Nun gut, es dürfte ohnehin jedes Urteil fürs Klima im Interesse der neuen Regierung liegen. So hat sich auch die CDU zur bundesdeutschen Klimaneutralität bis 2045 bekannt. Kanzlerkandidat Merz will sein Klimaschutzverständnis aber mit anderen Tönen angeschlagen wissen: Nicht Verbote sollen vordergründig sein, sondern Anreize. Im Umkehrschluss zielt das auf Mechanismen wie den CO2-Preis ab, der einem das Ausstoßen von Emissionen vergrämen soll. Das ist ein alter Hut und wird auf diese Weise auch bei einer Regierung unter Beteiligung der Union dazu führen, dass mit Gas zu heizen und mit Sprit Auto zu fahren eine teure Angelegenheit bleibt.

Technologieoffenheit: Unions-Gebot der Stunde?

Gleichzeitig wirbt Merz für Technologieoffenheit (ein Begriff, mit dem man auch in der Ampel schon so seinen Spaß hatte) und argumentiert, dass es anmaßend wäre, zu wissen, welche Technologie in fünfzig Jahren die richtige sei.

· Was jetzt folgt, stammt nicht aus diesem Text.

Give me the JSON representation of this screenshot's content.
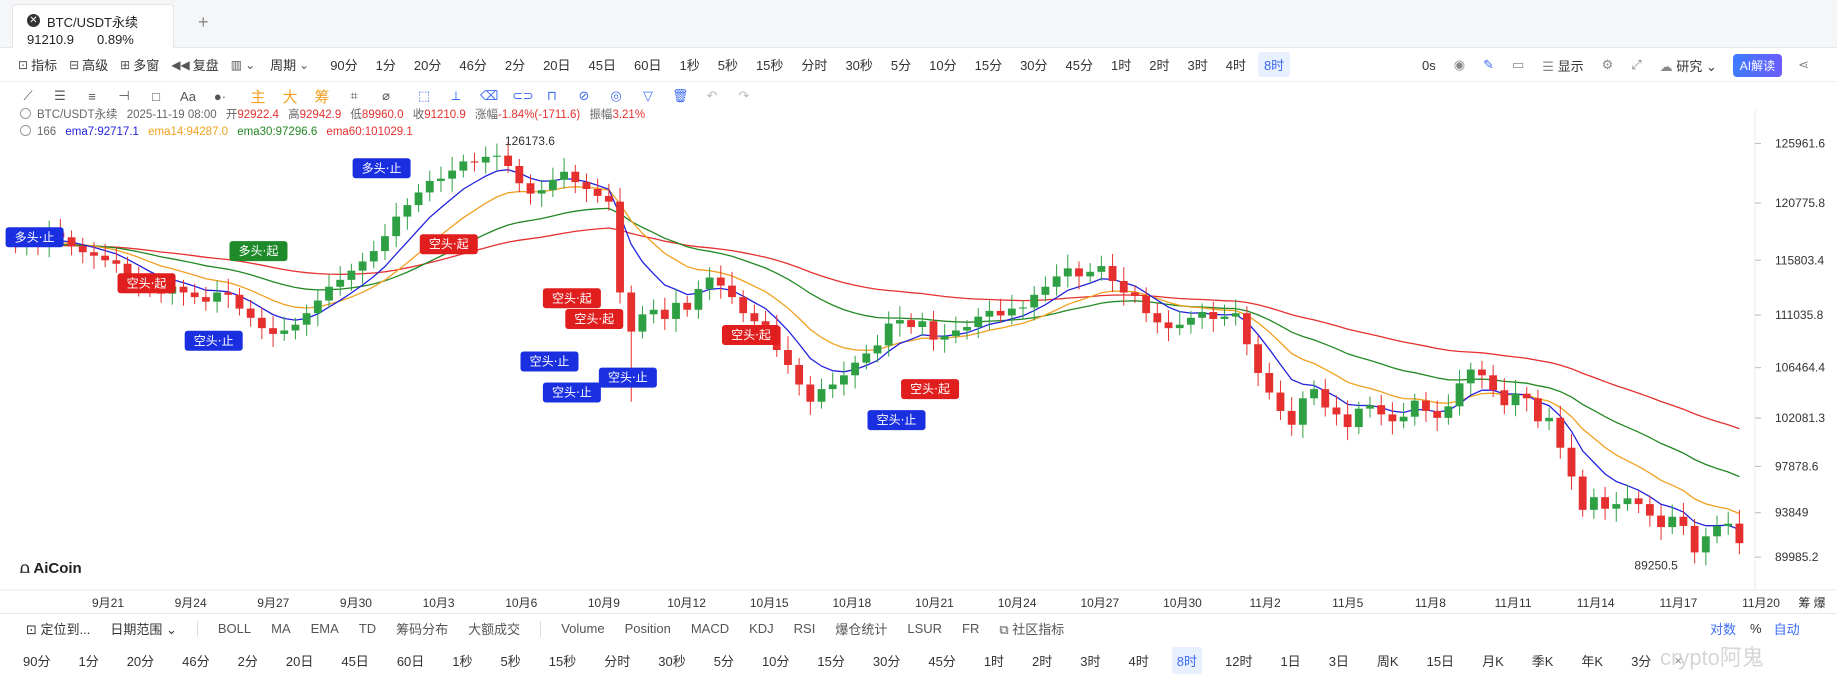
{
  "tab": {
    "title": "BTC/USDT永续",
    "price": "91210.9",
    "change": "0.89%",
    "add": "+"
  },
  "toolbar": {
    "indicators": "指标",
    "advanced": "高级",
    "multi_window": "多窗",
    "replay": "复盘",
    "period_label": "周期",
    "periods": [
      "90分",
      "1分",
      "20分",
      "46分",
      "2分",
      "20日",
      "45日",
      "60日",
      "1秒",
      "5秒",
      "15秒",
      "分时",
      "30秒",
      "5分",
      "10分",
      "15分",
      "30分",
      "45分",
      "1时",
      "2时",
      "3时",
      "4时",
      "8时"
    ],
    "active_period": "8时",
    "seconds": "0s",
    "display": "显示",
    "research": "研究",
    "ai": "AI解读"
  },
  "drawing_tools": {
    "main": "主",
    "big": "大",
    "chips": "筹"
  },
  "legend": {
    "symbol": "BTC/USDT永续",
    "datetime": "2025-11-19 08:00",
    "open_label": "开",
    "open": "92922.4",
    "high_label": "高",
    "high": "92942.9",
    "low_label": "低",
    "low": "89960.0",
    "close_label": "收",
    "close": "91210.9",
    "change_label": "涨幅",
    "change": "-1.84%(-1711.6)",
    "amp_label": "振幅",
    "amp": "3.21%",
    "count": "166",
    "ema7": "ema7:92717.1",
    "ema14": "ema14:94287.0",
    "ema30": "ema30:97296.6",
    "ema60": "ema60:101029.1"
  },
  "chart_data": {
    "type": "candlestick",
    "title": "",
    "yticks": [
      125961.6,
      120775.8,
      115803.4,
      111035.8,
      106464.4,
      102081.3,
      97878.6,
      93849.0,
      89985.2
    ],
    "ylim": [
      88000,
      128000
    ],
    "xticks": [
      "9月21",
      "9月24",
      "9月27",
      "9月30",
      "10月3",
      "10月6",
      "10月9",
      "10月12",
      "10月15",
      "10月18",
      "10月21",
      "10月24",
      "10月27",
      "10月30",
      "11月2",
      "11月5",
      "11月8",
      "11月11",
      "11月14",
      "11月17",
      "11月20"
    ],
    "high_marker": "126173.6",
    "low_marker": "89250.5",
    "signals": [
      {
        "label": "多头·止",
        "type": "long_stop",
        "date_index": 0,
        "price": 117800
      },
      {
        "label": "空头·起",
        "type": "short_start",
        "date_index": 10,
        "price": 113800
      },
      {
        "label": "空头·止",
        "type": "short_stop",
        "date_index": 16,
        "price": 108800
      },
      {
        "label": "多头·起",
        "type": "long_start",
        "date_index": 20,
        "price": 116600
      },
      {
        "label": "多头·止",
        "type": "long_stop",
        "date_index": 31,
        "price": 123800
      },
      {
        "label": "空头·起",
        "type": "short_start",
        "date_index": 37,
        "price": 117200
      },
      {
        "label": "空头·起",
        "type": "short_start",
        "date_index": 48,
        "price": 112500
      },
      {
        "label": "空头·止",
        "type": "short_stop",
        "date_index": 46,
        "price": 107000
      },
      {
        "label": "空头·起",
        "type": "short_start",
        "date_index": 50,
        "price": 110700
      },
      {
        "label": "空头·止",
        "type": "short_stop",
        "date_index": 48,
        "price": 104300
      },
      {
        "label": "空头·止",
        "type": "short_stop",
        "date_index": 53,
        "price": 105600
      },
      {
        "label": "空头·起",
        "type": "short_start",
        "date_index": 64,
        "price": 109300
      },
      {
        "label": "空头·止",
        "type": "short_stop",
        "date_index": 77,
        "price": 101900
      },
      {
        "label": "空头·起",
        "type": "short_start",
        "date_index": 80,
        "price": 104600
      }
    ],
    "close": [
      117000,
      117500,
      117200,
      118200,
      117800,
      117000,
      116500,
      116200,
      115800,
      115500,
      114500,
      113800,
      113200,
      112900,
      113500,
      113000,
      112600,
      112200,
      113000,
      112800,
      111600,
      110800,
      109900,
      109400,
      109700,
      110200,
      111200,
      112300,
      113500,
      114100,
      114900,
      115700,
      116600,
      117900,
      119600,
      120600,
      121700,
      122700,
      122900,
      123600,
      124400,
      124300,
      124800,
      124900,
      124000,
      122500,
      121600,
      121900,
      122800,
      123500,
      122600,
      122000,
      121400,
      120900,
      113000,
      109600,
      111100,
      111500,
      110700,
      112100,
      111500,
      113300,
      114300,
      113600,
      112600,
      111200,
      110500,
      110000,
      108000,
      106700,
      105000,
      103500,
      104600,
      105000,
      105800,
      106900,
      107700,
      108400,
      110300,
      110600,
      110000,
      110500,
      108900,
      109200,
      109700,
      110000,
      110900,
      111400,
      111000,
      111600,
      111700,
      112800,
      113500,
      114400,
      115100,
      114400,
      114800,
      115300,
      114000,
      113000,
      112700,
      111200,
      110400,
      109900,
      110200,
      110800,
      111300,
      110700,
      110900,
      111200,
      108500,
      106000,
      104300,
      102700,
      101500,
      103800,
      104600,
      103000,
      102400,
      101300,
      102900,
      103200,
      102400,
      101800,
      102200,
      103600,
      102700,
      102100,
      103100,
      105100,
      106300,
      105800,
      104500,
      103200,
      104200,
      103800,
      101800,
      102100,
      99500,
      97000,
      94100,
      95200,
      94200,
      94600,
      95100,
      94600,
      93600,
      92600,
      93500,
      92700,
      90400,
      91800,
      92700,
      92900,
      91200
    ],
    "open": [
      117500,
      117000,
      117500,
      117200,
      118200,
      117800,
      117000,
      116500,
      116200,
      115800,
      115500,
      114500,
      113800,
      113200,
      112900,
      113500,
      113000,
      112600,
      112200,
      113000,
      112800,
      111600,
      110800,
      109900,
      109400,
      109700,
      110200,
      111200,
      112300,
      113500,
      114100,
      114900,
      115700,
      116600,
      117900,
      119600,
      120600,
      121700,
      122700,
      122900,
      123600,
      124400,
      124300,
      124800,
      124900,
      124000,
      122500,
      121600,
      121900,
      122800,
      123500,
      122600,
      122000,
      121400,
      120900,
      113000,
      109600,
      111100,
      111500,
      110700,
      112100,
      111500,
      113300,
      114300,
      113600,
      112600,
      111200,
      110500,
      110000,
      108000,
      106700,
      105000,
      103500,
      104600,
      105000,
      105800,
      106900,
      107700,
      108400,
      110300,
      110600,
      110000,
      110500,
      108900,
      109200,
      109700,
      110000,
      110900,
      111400,
      111000,
      111600,
      111700,
      112800,
      113500,
      114400,
      115100,
      114400,
      114800,
      115300,
      114000,
      113000,
      112700,
      111200,
      110400,
      109900,
      110200,
      110800,
      111300,
      110700,
      110900,
      111200,
      108500,
      106000,
      104300,
      102700,
      101500,
      103800,
      104600,
      103000,
      102400,
      101300,
      102900,
      103200,
      102400,
      101800,
      102200,
      103600,
      102700,
      102100,
      103100,
      105100,
      106300,
      105800,
      104500,
      103200,
      104200,
      103800,
      101800,
      102100,
      99500,
      97000,
      94100,
      95200,
      94200,
      94600,
      95100,
      94600,
      93600,
      92600,
      93500,
      92700,
      90400,
      91800,
      92700,
      92900
    ]
  },
  "bottom": {
    "locate": "定位到...",
    "date_range": "日期范围",
    "indicators": [
      "BOLL",
      "MA",
      "EMA",
      "TD",
      "筹码分布",
      "大额成交"
    ],
    "sub_indicators": [
      "Volume",
      "Position",
      "MACD",
      "KDJ",
      "RSI",
      "爆仓统计",
      "LSUR",
      "FR"
    ],
    "community": "社区指标",
    "log": "对数",
    "pct": "%",
    "auto": "自动",
    "periods": [
      "90分",
      "1分",
      "20分",
      "46分",
      "2分",
      "20日",
      "45日",
      "60日",
      "1秒",
      "5秒",
      "15秒",
      "分时",
      "30秒",
      "5分",
      "10分",
      "15分",
      "30分",
      "45分",
      "1时",
      "2时",
      "3时",
      "4时",
      "8时",
      "12时",
      "1日",
      "3日",
      "周K",
      "15日",
      "月K",
      "季K",
      "年K",
      "3分"
    ],
    "active_period": "8时",
    "close_x": "×",
    "watermark": "crypto阿鬼",
    "logo": "AiCoin",
    "right_labels": "筹 爆"
  }
}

Windkraft bezeichnete er in einem ZDF-Talk indes als Übergangstechnologie (Merz findet Windräder unästhetisch, muss man dazu wissen). Die letzte CDU-Kanzlerin, nannte im Übrigen Atomkraft einst eine Übergangstechnologie, bevor sie deren Aus vorantrieb. Diese Haltung hat sie erst kürzlich bekräftigt, aus CDU und CSU hallte es bald Widerspruch.)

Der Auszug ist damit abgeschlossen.